Given the high update rates for certain tiles, which could trigger rerender requests for tiles that might not even be visible we had to consider the possibility of needing those custom shouldComponentUpdate methods.

While the above concerns are tractable, using instances instead of singletons allowed us not to worry about them.

Implementing the changes

Using instances instead of singletons requires a different approach to accessing the actors in a Flux system. With singletons all you do is require the modules.

var MessageStore = require('../stores/MessageStore');
...
var ThreadStore = require('../stores/ThreadStore');
var UnreadThreadStore = require('../stores/UnreadThreadStore');

The approach we took was to use a factory. The factory API has getters for the actors in the Flux pattern.

class FluxDependenciesFactory {
	constructor(dispatcher) {}

	getDispatcher {}
	getStore(storeName) {}
	getUtility(utilityName) {}
	getActionCreator(actionCreatorName) {}

	registerStore(storeName, storeClass) {}
	registerUtility(utilityName, utilityClass) {}
	registerActionCreator(actionCreatorName, actionCreatorClass) {}
}

For each instance of a component, such as an FX tile, we would create a new factory and pass that factory into the root component as a view prop. The React Tile view component would pass the factory on downward to its child view components. From that point in the view downward the dispatcher, views, stores and action creators would all share the same dependency instances. These instances would be separate from the instances in another Tile view component.

const dispatcher = new Flux.Dispatcher();
const fluxDependenciesFactory = new Factory(dispatcher);

populateFactory(fluxDependenciesFactory);

React.render(
	<Tile factory={fluxDependenciesFactory} />,
	this._mountNode
);

The populateFactory function would register the constructors of the actors by their name.

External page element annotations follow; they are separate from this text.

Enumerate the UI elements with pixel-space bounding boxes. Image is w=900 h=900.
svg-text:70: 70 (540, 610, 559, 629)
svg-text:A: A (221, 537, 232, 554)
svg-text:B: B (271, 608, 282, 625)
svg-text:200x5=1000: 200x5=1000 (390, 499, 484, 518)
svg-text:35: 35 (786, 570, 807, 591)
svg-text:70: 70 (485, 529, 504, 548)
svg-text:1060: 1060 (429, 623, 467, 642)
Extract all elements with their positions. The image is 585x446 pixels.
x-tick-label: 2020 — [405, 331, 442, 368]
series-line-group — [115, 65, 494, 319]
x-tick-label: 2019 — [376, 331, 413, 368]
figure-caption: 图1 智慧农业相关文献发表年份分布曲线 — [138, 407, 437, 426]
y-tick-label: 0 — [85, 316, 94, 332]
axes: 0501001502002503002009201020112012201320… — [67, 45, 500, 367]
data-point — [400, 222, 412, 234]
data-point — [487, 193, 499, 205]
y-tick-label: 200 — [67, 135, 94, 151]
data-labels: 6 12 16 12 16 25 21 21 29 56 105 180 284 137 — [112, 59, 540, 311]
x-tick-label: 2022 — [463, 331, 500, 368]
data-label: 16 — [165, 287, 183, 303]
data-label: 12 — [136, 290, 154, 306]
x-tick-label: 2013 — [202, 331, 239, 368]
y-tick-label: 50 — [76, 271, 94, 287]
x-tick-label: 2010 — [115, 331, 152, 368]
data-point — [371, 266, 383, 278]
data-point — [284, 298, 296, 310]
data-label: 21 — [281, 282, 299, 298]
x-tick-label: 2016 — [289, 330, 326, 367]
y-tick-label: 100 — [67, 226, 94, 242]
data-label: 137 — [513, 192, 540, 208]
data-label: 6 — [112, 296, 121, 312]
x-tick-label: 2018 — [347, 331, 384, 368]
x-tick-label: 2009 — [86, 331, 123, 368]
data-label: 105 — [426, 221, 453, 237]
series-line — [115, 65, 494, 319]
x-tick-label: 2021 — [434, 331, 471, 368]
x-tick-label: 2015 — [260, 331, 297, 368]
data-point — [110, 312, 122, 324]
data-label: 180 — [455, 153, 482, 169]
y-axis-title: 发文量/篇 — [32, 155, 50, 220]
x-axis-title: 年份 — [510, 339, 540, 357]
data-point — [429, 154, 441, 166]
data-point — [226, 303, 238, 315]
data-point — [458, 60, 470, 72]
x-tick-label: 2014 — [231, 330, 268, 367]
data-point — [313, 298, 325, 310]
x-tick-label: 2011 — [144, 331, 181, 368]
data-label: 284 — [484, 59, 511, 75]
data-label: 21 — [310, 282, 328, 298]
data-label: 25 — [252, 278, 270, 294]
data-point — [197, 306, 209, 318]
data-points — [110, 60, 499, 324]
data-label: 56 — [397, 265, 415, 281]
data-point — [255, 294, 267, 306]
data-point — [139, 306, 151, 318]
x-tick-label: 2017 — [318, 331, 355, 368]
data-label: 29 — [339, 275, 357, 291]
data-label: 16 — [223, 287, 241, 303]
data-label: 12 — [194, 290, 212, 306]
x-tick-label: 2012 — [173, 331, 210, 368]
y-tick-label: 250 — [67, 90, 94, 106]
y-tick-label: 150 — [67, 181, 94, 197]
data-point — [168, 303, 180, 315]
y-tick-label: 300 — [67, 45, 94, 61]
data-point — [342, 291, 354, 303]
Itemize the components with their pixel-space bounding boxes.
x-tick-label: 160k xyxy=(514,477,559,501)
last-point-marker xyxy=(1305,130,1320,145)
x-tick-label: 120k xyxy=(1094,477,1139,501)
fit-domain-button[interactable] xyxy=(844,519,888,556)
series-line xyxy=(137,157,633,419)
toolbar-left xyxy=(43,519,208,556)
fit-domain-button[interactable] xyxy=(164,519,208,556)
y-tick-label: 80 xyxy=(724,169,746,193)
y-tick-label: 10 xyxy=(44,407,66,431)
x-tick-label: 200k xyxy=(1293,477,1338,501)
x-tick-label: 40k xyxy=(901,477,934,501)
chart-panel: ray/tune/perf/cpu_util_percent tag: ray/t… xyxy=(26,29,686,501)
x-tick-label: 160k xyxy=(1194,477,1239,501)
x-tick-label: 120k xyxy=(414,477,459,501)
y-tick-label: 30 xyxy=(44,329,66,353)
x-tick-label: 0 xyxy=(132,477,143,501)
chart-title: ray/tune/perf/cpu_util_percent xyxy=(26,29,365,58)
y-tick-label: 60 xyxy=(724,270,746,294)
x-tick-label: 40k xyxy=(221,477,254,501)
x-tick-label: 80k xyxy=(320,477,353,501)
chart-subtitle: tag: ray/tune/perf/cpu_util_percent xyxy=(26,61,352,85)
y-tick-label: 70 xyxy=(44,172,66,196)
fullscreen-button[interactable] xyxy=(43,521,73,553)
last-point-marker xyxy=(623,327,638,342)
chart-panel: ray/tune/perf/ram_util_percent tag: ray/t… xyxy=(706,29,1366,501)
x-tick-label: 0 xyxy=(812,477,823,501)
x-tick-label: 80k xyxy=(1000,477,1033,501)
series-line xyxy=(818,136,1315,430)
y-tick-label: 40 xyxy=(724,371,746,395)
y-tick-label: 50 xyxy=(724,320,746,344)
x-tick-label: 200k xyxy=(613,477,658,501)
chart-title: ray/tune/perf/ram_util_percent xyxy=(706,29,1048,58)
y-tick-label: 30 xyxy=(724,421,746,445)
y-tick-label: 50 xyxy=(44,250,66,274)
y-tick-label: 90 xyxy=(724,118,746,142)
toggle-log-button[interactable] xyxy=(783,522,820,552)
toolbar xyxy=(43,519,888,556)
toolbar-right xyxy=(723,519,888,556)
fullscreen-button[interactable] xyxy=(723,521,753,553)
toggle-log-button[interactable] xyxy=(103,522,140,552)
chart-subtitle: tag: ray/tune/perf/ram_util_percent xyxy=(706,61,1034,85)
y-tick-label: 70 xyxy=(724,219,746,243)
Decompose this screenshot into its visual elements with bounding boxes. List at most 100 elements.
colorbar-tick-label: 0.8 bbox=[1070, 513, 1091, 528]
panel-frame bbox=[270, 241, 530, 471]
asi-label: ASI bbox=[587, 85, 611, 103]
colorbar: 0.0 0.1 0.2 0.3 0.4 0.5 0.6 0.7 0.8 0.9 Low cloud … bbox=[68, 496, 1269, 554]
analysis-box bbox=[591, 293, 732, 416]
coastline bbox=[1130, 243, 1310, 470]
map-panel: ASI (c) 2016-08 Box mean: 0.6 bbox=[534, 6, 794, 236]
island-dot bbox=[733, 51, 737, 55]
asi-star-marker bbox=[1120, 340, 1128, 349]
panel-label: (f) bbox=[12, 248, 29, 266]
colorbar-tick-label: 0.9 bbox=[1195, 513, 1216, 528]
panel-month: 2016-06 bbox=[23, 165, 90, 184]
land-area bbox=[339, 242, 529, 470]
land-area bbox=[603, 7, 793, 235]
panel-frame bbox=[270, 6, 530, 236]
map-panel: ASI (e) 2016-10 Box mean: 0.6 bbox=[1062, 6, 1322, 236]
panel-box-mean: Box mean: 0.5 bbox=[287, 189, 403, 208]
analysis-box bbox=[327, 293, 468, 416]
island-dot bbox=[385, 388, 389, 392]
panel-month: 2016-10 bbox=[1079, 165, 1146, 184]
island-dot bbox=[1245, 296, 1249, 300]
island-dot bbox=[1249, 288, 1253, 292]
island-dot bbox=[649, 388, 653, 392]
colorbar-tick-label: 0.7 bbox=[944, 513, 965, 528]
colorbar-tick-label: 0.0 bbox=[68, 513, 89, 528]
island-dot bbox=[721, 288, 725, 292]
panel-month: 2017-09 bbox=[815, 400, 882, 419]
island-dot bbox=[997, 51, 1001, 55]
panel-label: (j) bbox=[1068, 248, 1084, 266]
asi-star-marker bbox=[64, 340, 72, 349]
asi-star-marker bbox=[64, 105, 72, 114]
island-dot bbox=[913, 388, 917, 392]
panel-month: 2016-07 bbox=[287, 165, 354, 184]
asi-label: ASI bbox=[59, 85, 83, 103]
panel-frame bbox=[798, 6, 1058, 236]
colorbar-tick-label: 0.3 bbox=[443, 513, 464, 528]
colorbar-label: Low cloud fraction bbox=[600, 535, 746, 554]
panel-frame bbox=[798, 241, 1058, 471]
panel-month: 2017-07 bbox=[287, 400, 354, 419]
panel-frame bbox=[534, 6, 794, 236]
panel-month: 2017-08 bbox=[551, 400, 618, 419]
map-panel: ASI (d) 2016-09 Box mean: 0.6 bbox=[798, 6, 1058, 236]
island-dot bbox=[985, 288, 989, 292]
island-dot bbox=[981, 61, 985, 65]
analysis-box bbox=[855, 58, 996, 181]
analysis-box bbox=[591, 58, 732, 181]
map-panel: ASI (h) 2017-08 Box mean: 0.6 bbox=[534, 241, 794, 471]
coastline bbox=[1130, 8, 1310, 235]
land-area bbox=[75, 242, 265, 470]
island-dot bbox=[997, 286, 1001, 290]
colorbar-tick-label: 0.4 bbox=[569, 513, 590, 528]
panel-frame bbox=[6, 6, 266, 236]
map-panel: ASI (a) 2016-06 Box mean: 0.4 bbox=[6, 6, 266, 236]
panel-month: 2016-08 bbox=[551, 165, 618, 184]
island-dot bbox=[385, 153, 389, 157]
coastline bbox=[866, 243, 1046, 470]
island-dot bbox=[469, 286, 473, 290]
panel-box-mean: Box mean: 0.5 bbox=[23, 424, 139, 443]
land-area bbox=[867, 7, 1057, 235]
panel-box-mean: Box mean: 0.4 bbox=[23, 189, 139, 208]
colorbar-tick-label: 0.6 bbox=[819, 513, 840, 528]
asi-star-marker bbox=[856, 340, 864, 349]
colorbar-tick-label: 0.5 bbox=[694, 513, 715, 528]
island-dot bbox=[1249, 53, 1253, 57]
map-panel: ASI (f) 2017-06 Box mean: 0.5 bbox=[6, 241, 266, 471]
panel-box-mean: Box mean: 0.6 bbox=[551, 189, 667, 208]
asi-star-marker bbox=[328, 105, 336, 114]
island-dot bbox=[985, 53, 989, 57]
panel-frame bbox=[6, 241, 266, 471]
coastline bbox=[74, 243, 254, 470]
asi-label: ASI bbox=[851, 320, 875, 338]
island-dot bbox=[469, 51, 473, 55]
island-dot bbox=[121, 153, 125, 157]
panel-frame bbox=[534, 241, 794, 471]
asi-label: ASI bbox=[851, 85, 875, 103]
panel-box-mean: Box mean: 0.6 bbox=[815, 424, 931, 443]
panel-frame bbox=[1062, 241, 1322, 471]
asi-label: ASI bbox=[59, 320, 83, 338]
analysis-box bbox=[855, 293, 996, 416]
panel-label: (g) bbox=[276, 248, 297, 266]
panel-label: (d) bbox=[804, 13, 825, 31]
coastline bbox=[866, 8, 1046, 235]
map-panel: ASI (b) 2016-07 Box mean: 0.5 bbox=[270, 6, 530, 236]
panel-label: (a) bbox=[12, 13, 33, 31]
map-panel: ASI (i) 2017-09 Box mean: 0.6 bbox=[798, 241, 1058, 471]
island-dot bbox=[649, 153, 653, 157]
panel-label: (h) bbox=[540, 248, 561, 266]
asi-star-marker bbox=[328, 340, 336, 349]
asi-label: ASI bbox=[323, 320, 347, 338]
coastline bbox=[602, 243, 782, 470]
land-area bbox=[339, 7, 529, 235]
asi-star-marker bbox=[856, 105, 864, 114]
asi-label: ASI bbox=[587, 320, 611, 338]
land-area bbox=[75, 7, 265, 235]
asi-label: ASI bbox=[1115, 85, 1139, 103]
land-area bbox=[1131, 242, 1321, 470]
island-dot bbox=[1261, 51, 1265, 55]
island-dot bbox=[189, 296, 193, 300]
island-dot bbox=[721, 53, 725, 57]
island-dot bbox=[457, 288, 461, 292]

function populateFactory(factory) {
	...
	factory.registerStore('TenorLadderRowDate', TenorLadderRowDateStore);
	factory.registerStore('TenorLadderRowButton', TenorLadderRowButtonStore);
}

The first time a request for an actor is received by the factory it will create it; any subsequent requests for that actor will return the same instance.

const store = this.props.factory.getStore('TenorLadderRowButton');

Drawbacks

The tradeoffs to this approach are having to pass the factory into your view components and the code to register the actors the factory creates.

Extra advantages

There are other benefits with this approach, apart from the ones mentioned above.

Right tool for the job

There is clearly an overhead to building components in this fashion. So it’s important to point out that this isn’t meant to be the one true way to build all components.

The chosen approach should be as simple as required and no simpler, sometimes it turns out that singletons are just too simple.